Fundamentum Astronomiae is a historic manuscript presented by Jost Bürgi to Emperor Rudolf II in 1592. It describes Bürgi's trigonometry based algorithms called Kunstweg which can be used to calculate sines at arbitrary precision.

==General==
Bürgi took special care to avoid his method becoming public in his time. However, Henry Briggs (mathematician) (1561-1630) was acquainted with the method, likely via a link to John Dee who knew Christoph Rothmann, a colleague of Bürgi at the court.

==Method==
Bürgi used these algorithms, including multiplication table in sexagesimal system, to compute a Canon Sinuum, a table of sines to 8 sexagesimal places in steps of 2 arc seconds. Such tables were extremely important for navigation at sea. Bürgi's method only uses additions and halving, his procedure is elementary and it converges from the standard method. The iterative algorithm obtains good approximations of sines after few iterations, but cannot be used on large subdivisions, because it produces very large values. This was an early step towards difference calculus.

Nicolaus Reimers Ursus, a friend of Bürgi, wrote in the preface to his own 1588 Fundamentum astronomicum, "I do not have to explain to which level of comprehensibility this extremely deep and nebulous theory has been corrected and improved by the tireless study of my dear teacher, Justus Bürgi from Switzerland, by assiduous considerations and daily thought. [...] Therefore neither I nor my dear teacher, the inventor and innovator of this hidden science, will ever regret the trouble and the labor which we have spent."
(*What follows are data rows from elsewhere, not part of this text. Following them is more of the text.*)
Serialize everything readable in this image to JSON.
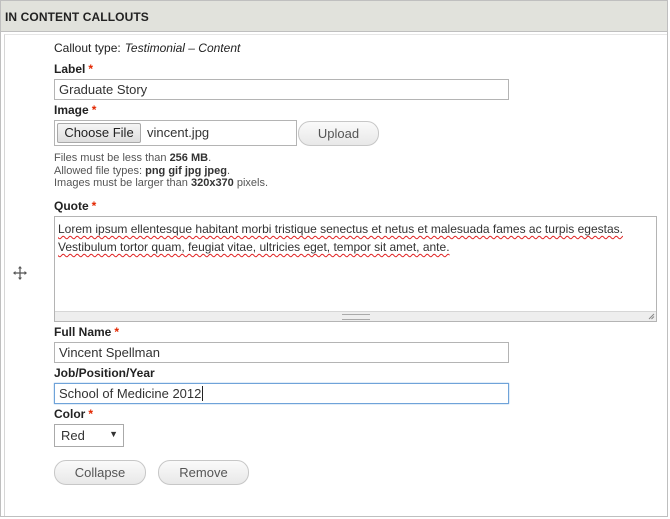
{
  "panel": {
    "title": "IN CONTENT CALLOUTS"
  },
  "callout": {
    "type_label": "Callout type:",
    "type_value": "Testimonial – Content"
  },
  "fields": {
    "label": {
      "label": "Label",
      "required": "*",
      "value": "Graduate Story"
    },
    "image": {
      "label": "Image",
      "required": "*",
      "choose_label": "Choose File",
      "file_name": "vincent.jpg",
      "upload_label": "Upload",
      "help_size_prefix": "Files must be less than ",
      "help_size_value": "256 MB",
      "help_size_suffix": ".",
      "help_types_prefix": "Allowed file types: ",
      "help_types_value": "png gif jpg jpeg",
      "help_types_suffix": ".",
      "help_dims_prefix": "Images must be larger than ",
      "help_dims_value": "320x370",
      "help_dims_suffix": " pixels."
    },
    "quote": {
      "label": "Quote",
      "required": "*",
      "value": "Lorem ipsum ellentesque habitant morbi tristique senectus et netus et malesuada fames ac turpis egestas. Vestibulum tortor quam, feugiat vitae, ultricies eget, tempor sit amet, ante."
    },
    "full_name": {
      "label": "Full Name",
      "required": "*",
      "value": "Vincent Spellman"
    },
    "job": {
      "label": "Job/Position/Year",
      "value": "School of Medicine 2012"
    },
    "color": {
      "label": "Color",
      "required": "*",
      "value": "Red"
    }
  },
  "actions": {
    "collapse_label": "Collapse",
    "remove_label": "Remove"
  },
  "icons": {
    "drag": "drag-handle-icon",
    "dropdown": "chevron-down-icon",
    "resize": "resize-grip-icon"
  }
}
Bürgi writes, "For many hundreds of years, up to now, our ancestors have been using this method because they were not able to invent a better one. However, this method is uncertain and dilapidated as well as cumbersome and laborious. Therefore we want to perform this in a different, better, more correct, easier and more cheerful way. And we want to point out now how all sines can be found without the troublesome inscription [of polygons], namely by dividing a right angle into as many parts as one desires."